Inspecteur(desgevraagd): Ik heb dat controledossier niet meer.
Hof: Daarachter zit de gedachte van [belanghebbende C] B.V. dat uit dat dossier zou kunnen blijken wat wel of niet is bekeken. Als dat dossier zou behoren tot de op de zaak betrekking hebbende stukken in de zin van artikel 8:42 van de Awb, dan kan het Hof ingevolge art. 8:31 van de Awb daaraan de consequenties verbinden die het geraden voorkomt, nu de Inspecteur dat dossier niet meer kan overleggen. Dat houdt het Hof u hierbij voor.
De Inspecteur stelt dat er eind 2000 geen facturen waren. Het Hof heeft in het dossier (bijlage 12 bij de gronden van het oorspronkelijke beroepschrift van 27 juni 2007, voordat de zaak werd teruggewezen) wel facturen van eind 2000 van [belanghebbende C] B.V. aan [M AG] .
Inspecteur: Ik heb ze niet gezien. Ik kan het niet ontkennen. De vraag is of ze op het moment van de controle aanwezig waren.
Hof: Er zijn dus facturen van eind 2000. De Inspecteur stelt in zijn nader stuk betreffende [belanghebbende C] B.V. op pagina 5, derde alinea van boven, dat er in 2001 geen facturen waren. Daar staat 2001 en niet 2000. Voorts staat in diezelfde alinea dat het vijf boekingen in het memoriaal betroffen. Als we het stuk 3.341 5, onder c bekijken, staat onderaan het volgende vermeld: “In 2001 zijn er geen facturen uitgeschreven aan [M AG] .. De boekingen vonden toen via het memoriaal plaats.”. Dit citaat staat vermeld onder het kopje “ [belanghebbende C] B.V.”, maar het stuk begint met een kopje “Algemeen” en vanaf daar lijkt de tekst betrekking te hebben op [belanghebbende A] B.V.. Gaat het citaat wel over [belanghebbende C] B.V.?
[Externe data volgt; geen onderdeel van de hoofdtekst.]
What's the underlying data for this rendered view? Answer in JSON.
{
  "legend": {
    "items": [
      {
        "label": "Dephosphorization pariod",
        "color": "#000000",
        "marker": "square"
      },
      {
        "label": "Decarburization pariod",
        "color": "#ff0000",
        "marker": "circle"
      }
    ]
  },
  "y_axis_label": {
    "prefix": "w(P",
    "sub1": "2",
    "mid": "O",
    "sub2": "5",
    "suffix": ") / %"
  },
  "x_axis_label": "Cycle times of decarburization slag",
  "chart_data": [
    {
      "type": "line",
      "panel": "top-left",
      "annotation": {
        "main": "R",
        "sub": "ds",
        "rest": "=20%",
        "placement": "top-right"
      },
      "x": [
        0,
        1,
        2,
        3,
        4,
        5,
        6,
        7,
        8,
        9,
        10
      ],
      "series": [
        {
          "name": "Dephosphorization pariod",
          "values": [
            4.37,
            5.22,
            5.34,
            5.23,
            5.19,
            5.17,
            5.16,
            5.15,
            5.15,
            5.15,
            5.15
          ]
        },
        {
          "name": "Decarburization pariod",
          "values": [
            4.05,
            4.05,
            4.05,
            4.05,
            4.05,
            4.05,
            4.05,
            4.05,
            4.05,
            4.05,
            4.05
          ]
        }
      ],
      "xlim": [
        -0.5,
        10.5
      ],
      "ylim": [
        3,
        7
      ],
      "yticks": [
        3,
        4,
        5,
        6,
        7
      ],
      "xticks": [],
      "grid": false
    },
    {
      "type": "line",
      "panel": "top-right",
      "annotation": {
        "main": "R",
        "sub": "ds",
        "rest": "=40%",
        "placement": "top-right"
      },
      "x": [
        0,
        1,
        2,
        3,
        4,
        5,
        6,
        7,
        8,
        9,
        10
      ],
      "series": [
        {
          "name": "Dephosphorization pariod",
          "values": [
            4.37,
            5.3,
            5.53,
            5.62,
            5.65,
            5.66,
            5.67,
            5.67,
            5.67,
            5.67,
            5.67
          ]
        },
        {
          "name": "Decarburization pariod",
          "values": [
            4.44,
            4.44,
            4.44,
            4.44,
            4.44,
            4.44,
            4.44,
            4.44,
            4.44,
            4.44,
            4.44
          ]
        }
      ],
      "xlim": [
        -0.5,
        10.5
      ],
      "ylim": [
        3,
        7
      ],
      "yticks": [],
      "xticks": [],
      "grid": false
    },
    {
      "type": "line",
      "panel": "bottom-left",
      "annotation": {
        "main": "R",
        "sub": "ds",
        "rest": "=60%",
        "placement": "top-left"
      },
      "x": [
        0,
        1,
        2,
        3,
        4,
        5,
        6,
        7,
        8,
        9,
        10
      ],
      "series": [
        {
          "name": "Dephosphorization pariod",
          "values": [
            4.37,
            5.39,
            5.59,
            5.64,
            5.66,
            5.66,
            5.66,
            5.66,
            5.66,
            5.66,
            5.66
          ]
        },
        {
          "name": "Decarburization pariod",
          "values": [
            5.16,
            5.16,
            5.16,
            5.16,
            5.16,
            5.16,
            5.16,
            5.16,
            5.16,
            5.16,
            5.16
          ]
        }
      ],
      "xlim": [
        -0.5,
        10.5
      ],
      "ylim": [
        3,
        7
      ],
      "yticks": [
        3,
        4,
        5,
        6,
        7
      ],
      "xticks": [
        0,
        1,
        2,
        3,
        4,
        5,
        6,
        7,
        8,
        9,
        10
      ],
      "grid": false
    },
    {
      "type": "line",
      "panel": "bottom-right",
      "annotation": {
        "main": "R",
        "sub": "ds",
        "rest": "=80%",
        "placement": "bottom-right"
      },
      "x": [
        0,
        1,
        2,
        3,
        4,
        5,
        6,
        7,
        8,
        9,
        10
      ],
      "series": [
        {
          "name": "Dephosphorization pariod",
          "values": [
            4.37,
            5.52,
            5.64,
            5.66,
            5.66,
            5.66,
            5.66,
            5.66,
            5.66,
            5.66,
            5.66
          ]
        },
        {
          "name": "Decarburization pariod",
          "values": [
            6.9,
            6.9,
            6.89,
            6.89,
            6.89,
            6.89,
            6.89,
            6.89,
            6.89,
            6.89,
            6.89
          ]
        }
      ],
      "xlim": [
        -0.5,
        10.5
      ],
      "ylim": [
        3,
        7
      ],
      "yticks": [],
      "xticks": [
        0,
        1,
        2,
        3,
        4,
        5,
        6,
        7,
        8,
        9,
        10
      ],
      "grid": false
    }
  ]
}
Gemachtigde: Neen, dat ziet op [belanghebbende A] B.V.!
Inspecteur (ambtenaar [getuige 1] ): Dat klopt. Ik begrijp dat dit bij het Hof verwarring heeft gezaaid. Waarom staat daarboven [belanghebbende C] B.V.? Dat is namelijk mijn dossier, waar die posten onder vallen. Maar stuk 3.341 5, onder c heeft specifiek betrekking op [belanghebbende A] B.V. en niet [belanghebbende C] B.V..
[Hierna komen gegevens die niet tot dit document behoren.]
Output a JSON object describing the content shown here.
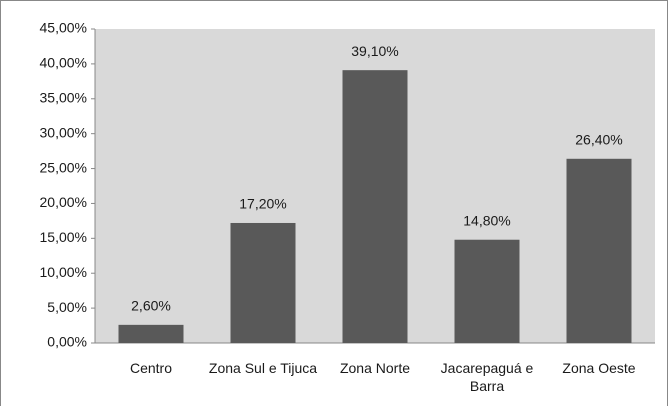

Hof: In het stuk met nummer 1.161, “STAND VAN ZAKEN BOEKENONDERZOEK [belanghebbende A] B.V. D.D. 17-11-2005”, schrijft de Inspecteur onder kleine letter h: “ [belanghebbende C] B.V. ( [belanghebbende C] ) heeft een contract met [M AG] en later ook met [J AG] . De contracten vermelden geen ingangsdatum. Het eerste contract is op 15‑12‑2000 ondertekend. Het tweede op 30‑07‑2003. (…) Hoewel het contract met [belanghebbende C] pas op 15‑12‑2000 is ondertekend, worden de facturen m.b.t. de mailings m.i.v. november 2000 aan de a.g. gestuurd.”. Dit bevestigt, dat vanaf medio november 2000 facturen door [belanghebbende C] B.V. zijn gestuurd aan [M AG] .
Inspecteur: De door mij verrichte controle bij [belanghebbende C] B.V. betrof niet zozeer de omzetbelasting. Of de informatie hier correct is, kan ik bevestigen noch ontkennen. Uit overleg met collega’s die een en ander hebben beoordeeld, is gebleken dat er geen facturen waren. Maar ik heb dat zelf niet kunnen vaststellen.
Hof: Zoals blijkt uit het proces-verbaal van de zitting van 9 februari 2015 is op die zitting ook aan de orde geweest dat er volgens de Inspecteur eind 2000 geen facturen zijn uitgeschreven voor prestaties door [belanghebbende C] B.V. aan [M AG] . Het Hof heeft echter facturen in het dossier aangetroffen. Hoe zijn deze in het dossier gekomen?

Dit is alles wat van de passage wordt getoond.